Kaia absolutely adores her books. It makes me so happy to watch her sort through her books, turn the pages, and demand that we read her a selected book by pulling one off the shelf and handing it over to us with expectant puppy dog eyes. It does not always make me happy to watch her attempt to destroy her books with regular paper pages or try to disassemble the pull-out features of her more interactive books, but I suppose that’s just part of her learning process.

Last night, Kaia did her usual routine. She knew it was bedtime, so as soon as she finished her milk, we got into her room and she selected a book for me to read. She handed it over to me to read. We went through the book, funny voices and all, and when we finished, she wasn’t quite done; she closed the book, then pushed it into my lap. She was trying to indicate that she wanted to go through the book again. So I told her we’d go through the book again one more time. When we got halfway through the book, she immediately grabbed it, closed it shut, and then declared, “all done!”

My little baby is growing by leaps and bounds. I just can’t believe it sometimes. Sometimes, I still just stare at her face in wonderment and think about how thankful I am that she is here. My sweet miracle baby is life’s most precious gift to me.

Snot sucking: a true highlight of early parenthood

When a baby body care box that included a snot sucker (Nose Frida) was gifted to us from our registry, I figured that this manual snot sucking contraption would come in most handy if and when Kaia would fall ill. What I didn’t realize is that snot sucking would need to be a nearly daily task that I’d have to do for Kaia. And it would be especially hideous when Kaia would actually be congested.

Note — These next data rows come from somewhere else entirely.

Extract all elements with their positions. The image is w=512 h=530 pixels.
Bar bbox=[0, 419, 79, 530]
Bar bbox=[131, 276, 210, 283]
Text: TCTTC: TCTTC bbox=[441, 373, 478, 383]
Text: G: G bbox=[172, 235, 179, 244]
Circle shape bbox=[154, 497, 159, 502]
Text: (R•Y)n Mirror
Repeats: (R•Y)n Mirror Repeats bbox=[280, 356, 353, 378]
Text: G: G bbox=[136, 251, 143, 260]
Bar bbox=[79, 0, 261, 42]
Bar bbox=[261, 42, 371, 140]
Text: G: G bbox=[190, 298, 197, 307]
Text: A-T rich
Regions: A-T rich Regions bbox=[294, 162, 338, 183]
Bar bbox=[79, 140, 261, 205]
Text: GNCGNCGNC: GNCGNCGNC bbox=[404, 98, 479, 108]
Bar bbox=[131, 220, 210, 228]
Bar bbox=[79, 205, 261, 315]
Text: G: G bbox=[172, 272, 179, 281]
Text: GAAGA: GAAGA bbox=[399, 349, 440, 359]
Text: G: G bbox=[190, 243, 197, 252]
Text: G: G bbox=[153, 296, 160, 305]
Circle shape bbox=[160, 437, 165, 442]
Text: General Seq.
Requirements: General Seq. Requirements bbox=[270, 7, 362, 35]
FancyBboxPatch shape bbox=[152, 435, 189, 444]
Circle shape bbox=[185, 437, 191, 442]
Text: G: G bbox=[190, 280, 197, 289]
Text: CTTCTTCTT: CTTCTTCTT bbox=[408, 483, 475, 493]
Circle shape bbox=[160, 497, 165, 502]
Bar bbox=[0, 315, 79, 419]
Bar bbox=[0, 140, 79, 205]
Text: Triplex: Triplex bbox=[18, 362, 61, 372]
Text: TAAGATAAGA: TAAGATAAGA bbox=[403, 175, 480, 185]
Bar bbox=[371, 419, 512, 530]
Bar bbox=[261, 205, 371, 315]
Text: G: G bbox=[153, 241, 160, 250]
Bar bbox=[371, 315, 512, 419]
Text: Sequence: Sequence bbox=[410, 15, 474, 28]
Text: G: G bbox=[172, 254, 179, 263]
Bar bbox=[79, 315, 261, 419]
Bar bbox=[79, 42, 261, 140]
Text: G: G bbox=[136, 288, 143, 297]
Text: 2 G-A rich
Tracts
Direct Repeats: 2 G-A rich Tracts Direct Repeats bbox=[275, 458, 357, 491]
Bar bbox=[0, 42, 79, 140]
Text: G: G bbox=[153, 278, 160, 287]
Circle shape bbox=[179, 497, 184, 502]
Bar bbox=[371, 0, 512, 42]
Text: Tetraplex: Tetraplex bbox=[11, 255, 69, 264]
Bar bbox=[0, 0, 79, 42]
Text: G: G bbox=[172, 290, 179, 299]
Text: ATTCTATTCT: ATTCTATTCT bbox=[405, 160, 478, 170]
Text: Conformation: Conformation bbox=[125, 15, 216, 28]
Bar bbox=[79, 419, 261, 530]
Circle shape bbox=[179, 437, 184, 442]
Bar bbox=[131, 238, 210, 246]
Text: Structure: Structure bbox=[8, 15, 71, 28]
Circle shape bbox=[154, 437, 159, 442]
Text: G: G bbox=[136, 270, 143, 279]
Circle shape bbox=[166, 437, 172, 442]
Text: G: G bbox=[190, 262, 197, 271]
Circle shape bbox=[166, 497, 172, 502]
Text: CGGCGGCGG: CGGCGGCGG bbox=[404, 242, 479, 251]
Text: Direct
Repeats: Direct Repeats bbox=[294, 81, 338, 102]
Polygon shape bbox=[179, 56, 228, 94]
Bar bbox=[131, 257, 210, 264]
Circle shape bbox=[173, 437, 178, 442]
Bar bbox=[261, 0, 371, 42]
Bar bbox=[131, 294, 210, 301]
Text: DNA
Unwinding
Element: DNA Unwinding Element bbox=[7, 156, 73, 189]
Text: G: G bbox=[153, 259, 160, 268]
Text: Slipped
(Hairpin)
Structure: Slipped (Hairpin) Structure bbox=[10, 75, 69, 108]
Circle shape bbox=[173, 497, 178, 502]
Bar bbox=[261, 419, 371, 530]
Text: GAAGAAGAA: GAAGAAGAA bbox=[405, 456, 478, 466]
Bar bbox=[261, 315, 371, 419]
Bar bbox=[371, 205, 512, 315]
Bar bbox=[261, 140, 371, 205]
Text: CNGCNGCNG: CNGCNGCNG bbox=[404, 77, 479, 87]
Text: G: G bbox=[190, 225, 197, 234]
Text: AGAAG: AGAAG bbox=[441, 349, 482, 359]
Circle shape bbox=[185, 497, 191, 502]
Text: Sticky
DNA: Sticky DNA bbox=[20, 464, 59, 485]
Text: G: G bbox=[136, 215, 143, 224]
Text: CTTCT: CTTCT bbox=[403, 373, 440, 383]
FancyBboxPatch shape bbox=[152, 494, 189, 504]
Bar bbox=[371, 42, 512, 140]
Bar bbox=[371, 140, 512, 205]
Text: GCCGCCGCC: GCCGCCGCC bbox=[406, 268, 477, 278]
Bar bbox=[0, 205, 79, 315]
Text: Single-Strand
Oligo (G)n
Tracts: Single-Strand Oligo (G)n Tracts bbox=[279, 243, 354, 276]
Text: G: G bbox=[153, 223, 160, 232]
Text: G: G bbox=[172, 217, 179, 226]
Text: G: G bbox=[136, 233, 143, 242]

Since Saturday, Kaia has had a little cold. She’s been stuffy, runny, and having endless snot stuck in her system. On the bright side, she’s still maintained good spirits and has still eaten well, so we haven’t been too worried. But I have had to increase snot sucker usage from once a day before bed to 3-4 times a day. On the worst night, I had to wake up three times in the middle of the night to clear her system out.

Today, I cleared her out before breakfast and again before lunch. Both times, it took longer than I would have preferred, which means Kaia was angry and trying to break free of our nanny holding her down in place, and I was getting out of breath and tired. And when you looked at the results of the snot sucker post suck, you’d really have to wonder… how can this much snot and nasal yuckiness come out of such a tiny human?